There’s been some discussion around this on CT recently, each pushing their own narrative.
Table of Contents
Open Table of Contents
Methodology
So let’s take a look at some data. For the below analysis I fetched data for the largest dApps in each of the analysed categories (DEX, lending, derivatives) based on its TVL today. I’ll be using TVL, not revenue, as this is easier to quantify. I only chose dApps that did not exist previously. If a dApp had multiple versions, I choce the first version, and in the case that there were multiple versions launched at the same time, I chose the one with higher TVL (example: Thruster V3).
This was done to avoid bias due to prior history, status, and established distribution channels. In other words, the dApps analysed here are category winners on their respective blockchains with no prior history. Unfortunately, I had to make some minor modifications to the methodology due to data availability issues (e.g. Orca replaced Raydium).
Graphs
Please note that the graphs skip the first 30 days of data.
Blockchain
The above graph shows that there is a significant difference between the TVL of dApps based on the chain on which they are deployed on. A few observations:
- The difference between the chains seems to close as the dApp matures
- The difference between the “best” chain (BSC) and the “worst” chain (Arbitrum One) is ~14x after a year
Please also note that we still don’t have full year’s worth of data for Blast
Category
Here we can see that DEX’s start with the highest TVL but all three categories tend to converge towards more similar TVL over time.
Launch year
One confounding factor in the blockchain data might be the year on which the dApp was launched. In the data set used, Ethereum dApps were launched earliest (on average, Q3/2019) whereas Blast dApps are the newest (Q1/2024). Comparing to market cyclicality, BSC dApps were launched closest to the Nov ‘21 cycle picotop (average Q3/2021). Arbitrum dApps, on the other hand, are closest to the bear bottom of Dec 2022 (avearge Q2/2022). This likely has an impact to the first year performance of dApp TVL.

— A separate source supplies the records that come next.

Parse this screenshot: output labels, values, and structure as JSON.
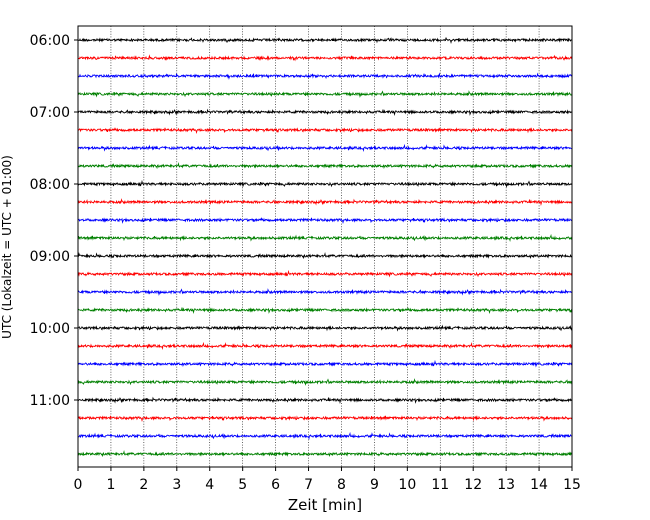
{
  "chart_data": {
    "type": "line",
    "title": "",
    "xlabel": "Zeit  [min]",
    "ylabel": "UTC (Lokalzeit = UTC + 01:00)",
    "xlim": [
      0,
      15
    ],
    "x_ticks": [
      "0",
      "1",
      "2",
      "3",
      "4",
      "5",
      "6",
      "7",
      "8",
      "9",
      "10",
      "11",
      "12",
      "13",
      "14",
      "15"
    ],
    "ylim": [
      "06:00",
      "11:45"
    ],
    "y_ticks": [
      "06:00",
      "07:00",
      "08:00",
      "09:00",
      "10:00",
      "11:00"
    ],
    "y_axis_inverted": true,
    "grid": "vertical dotted lines at each minute",
    "trace_interval_minutes": 15,
    "trace_color_cycle": [
      "#000000",
      "#ff0000",
      "#0000ff",
      "#008000"
    ],
    "traces": [
      {
        "start": "06:00",
        "color": "#000000"
      },
      {
        "start": "06:15",
        "color": "#ff0000"
      },
      {
        "start": "06:30",
        "color": "#0000ff"
      },
      {
        "start": "06:45",
        "color": "#008000"
      },
      {
        "start": "07:00",
        "color": "#000000"
      },
      {
        "start": "07:15",
        "color": "#ff0000"
      },
      {
        "start": "07:30",
        "color": "#0000ff"
      },
      {
        "start": "07:45",
        "color": "#008000"
      },
      {
        "start": "08:00",
        "color": "#000000"
      },
      {
        "start": "08:15",
        "color": "#ff0000"
      },
      {
        "start": "08:30",
        "color": "#0000ff"
      },
      {
        "start": "08:45",
        "color": "#008000"
      },
      {
        "start": "09:00",
        "color": "#000000"
      },
      {
        "start": "09:15",
        "color": "#ff0000"
      },
      {
        "start": "09:30",
        "color": "#0000ff"
      },
      {
        "start": "09:45",
        "color": "#008000"
      },
      {
        "start": "10:00",
        "color": "#000000"
      },
      {
        "start": "10:15",
        "color": "#ff0000"
      },
      {
        "start": "10:30",
        "color": "#0000ff"
      },
      {
        "start": "10:45",
        "color": "#008000"
      },
      {
        "start": "11:00",
        "color": "#000000"
      },
      {
        "start": "11:15",
        "color": "#ff0000"
      },
      {
        "start": "11:30",
        "color": "#0000ff"
      },
      {
        "start": "11:45",
        "color": "#008000"
      }
    ]
  }
}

My gut feeling is that market timing is actually more important than the blockchain choice. As an other example, Base (as an ecosystem) has been growing steadily and quickly with its average dApp launch in Q4/2023, coinciding with positive market sentiment at least for 2~3 quarters.
Conclusions
To derive proper conclusions, we should take a more data-heavy approach and inspect the potential impacts of market timing, sentiment, and other factors than just the blockchain. Data indicates a maximum difference of a factor of 15 in dApp TVL after a year, but my gut feeling after pouring over my little data set for a few hours is different. If the blockchain you are on has good access to existing TVL, good connectivity to non-blockchain financial systems (SEPA, SWIFT, cards…), and it has low enough fees & high enough TPS for your use case, go ahead. Depending on what you are building, the ecosystem of other dApps, grant programs, specialised infra, or ecosystem help might be more important than any of the quantitative data shown here.